If governments pursue imaginary goals of becoming world powers and leaders among global economies, they eventually do so at the cost of increasing the suffering of their populations. Instead of dreaming in the stratosphere, they need to elevate public health economics from a secondary role to a pivotal one in governance and budgetary allocations.

We can still make changes and save the majority of our people from suffering. There is still time to divert wealth extraction away from the swelling flow of macro private wealth which comfortably validates colonial economic theories. There is still time to give health economics the prime role in preparing for the future and to direct investments, through local centres, for economic prosperity and health protection, occupational safety and communicable disease control. Irrelevant gross data on industrialisation and GDP can measure our ambitions not our condition. Instead, we can prosper by establishing new healthcare and economic exchange systems in every panchayat and block, improving district-level service delivery and quality. This can be achieved by using evidence-based practices linked to individual families, with follow-ups to ensure effectiveness in clinical diagnosis, treatment, health, and facilitating micro-economic exchanges.

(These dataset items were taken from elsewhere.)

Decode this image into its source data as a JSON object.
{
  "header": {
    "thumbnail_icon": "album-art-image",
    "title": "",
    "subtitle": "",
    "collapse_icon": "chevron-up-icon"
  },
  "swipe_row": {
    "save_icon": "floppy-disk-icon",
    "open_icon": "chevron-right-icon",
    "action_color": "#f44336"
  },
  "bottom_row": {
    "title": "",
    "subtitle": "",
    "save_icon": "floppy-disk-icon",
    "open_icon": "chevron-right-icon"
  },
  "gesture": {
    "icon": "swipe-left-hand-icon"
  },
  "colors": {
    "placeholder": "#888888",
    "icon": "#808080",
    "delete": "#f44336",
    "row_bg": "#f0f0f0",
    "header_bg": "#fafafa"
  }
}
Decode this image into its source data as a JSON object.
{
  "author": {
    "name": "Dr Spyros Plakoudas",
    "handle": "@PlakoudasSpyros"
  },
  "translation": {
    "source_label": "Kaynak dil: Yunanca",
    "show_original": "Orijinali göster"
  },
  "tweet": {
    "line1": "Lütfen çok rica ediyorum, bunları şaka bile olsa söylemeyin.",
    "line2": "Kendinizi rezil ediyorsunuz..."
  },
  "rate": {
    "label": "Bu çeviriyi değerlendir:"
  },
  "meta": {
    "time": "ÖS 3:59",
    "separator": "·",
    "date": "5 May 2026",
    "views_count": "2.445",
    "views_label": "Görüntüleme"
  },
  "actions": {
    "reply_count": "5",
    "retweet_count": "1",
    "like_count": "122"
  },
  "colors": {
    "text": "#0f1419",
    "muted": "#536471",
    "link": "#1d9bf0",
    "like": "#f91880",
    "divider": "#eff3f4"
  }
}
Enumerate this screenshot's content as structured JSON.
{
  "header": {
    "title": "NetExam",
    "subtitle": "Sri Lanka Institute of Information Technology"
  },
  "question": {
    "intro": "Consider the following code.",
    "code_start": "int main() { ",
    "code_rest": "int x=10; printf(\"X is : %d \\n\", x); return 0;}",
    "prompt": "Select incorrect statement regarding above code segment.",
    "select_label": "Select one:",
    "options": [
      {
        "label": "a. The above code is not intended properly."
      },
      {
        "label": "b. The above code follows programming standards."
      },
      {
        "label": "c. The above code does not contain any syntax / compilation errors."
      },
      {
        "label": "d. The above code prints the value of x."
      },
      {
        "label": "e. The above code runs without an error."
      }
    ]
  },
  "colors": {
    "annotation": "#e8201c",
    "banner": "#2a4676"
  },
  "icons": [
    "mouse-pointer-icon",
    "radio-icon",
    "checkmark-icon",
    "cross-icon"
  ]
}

Also read: Poor Country With Affluent Elite, India Is Going Nowhere

The root cause of our asymmetric progress lies in the disconnect between India’s multiple, traditional, micro-economies and the modern, globally-linked, macro economy. If we don’t integrate micro and macro economies, we must face the prospect of an economic crisis, something that Europe is currently experiencing. Our economy’s claimed improvements have little to do with transforming the micro-level exchanges between communities and their welfare.

Multiple micro-economies operate daily and during festivals among individual households, villages, and panchayats, where the production, consumption, and distribution of goods and services occurs in largely self-sufficient rural economies. For instance, it has been estimated that the value of mutton exchanged among 20 crore Muslims during Bakrid could be worth Rs 4 lakh crore. These micro-economies comprising farmers, small traders and the poor need to be evaluated collectively as a component of the national macro economy. Currently, they are ignored and lie outside the digital measurement of middle-class driven production, savings and consumption information.

According to Piketty, the role of our multiple micro-economies is largely guesswork for our macroeconomic governors. Only by diving down into this micro-economic world, something tireless researchers do, can we see the multiple worlds of these smaller, community-based systems that prosper or get devastated. Household micro-level surveys reveal a more accurate ground-level view of local communities that need to connect with each other to establish a new national macroeconomic base and ensure that all of them are measured and aggregated on an equal footing.

This discourse about sidestepping welfare responsibilities for human development focuses only on health and wealth. What about the problems of increasing rural unemployment or the difficulties of obtaining justice in local civil and revenue disputes? More than 87% of the 5.1 crore pending cases are waiting in district courts, which could take over 200 years to resolve. Is it any wonder that we expect major disruptions in our societal fabric? But can anybody hear us?

Romi Khosla is an architect and served as a Development Consultant to UNDP in the Balkans.

Tikender Singh Panwar is the former deputy mayor of Shimla.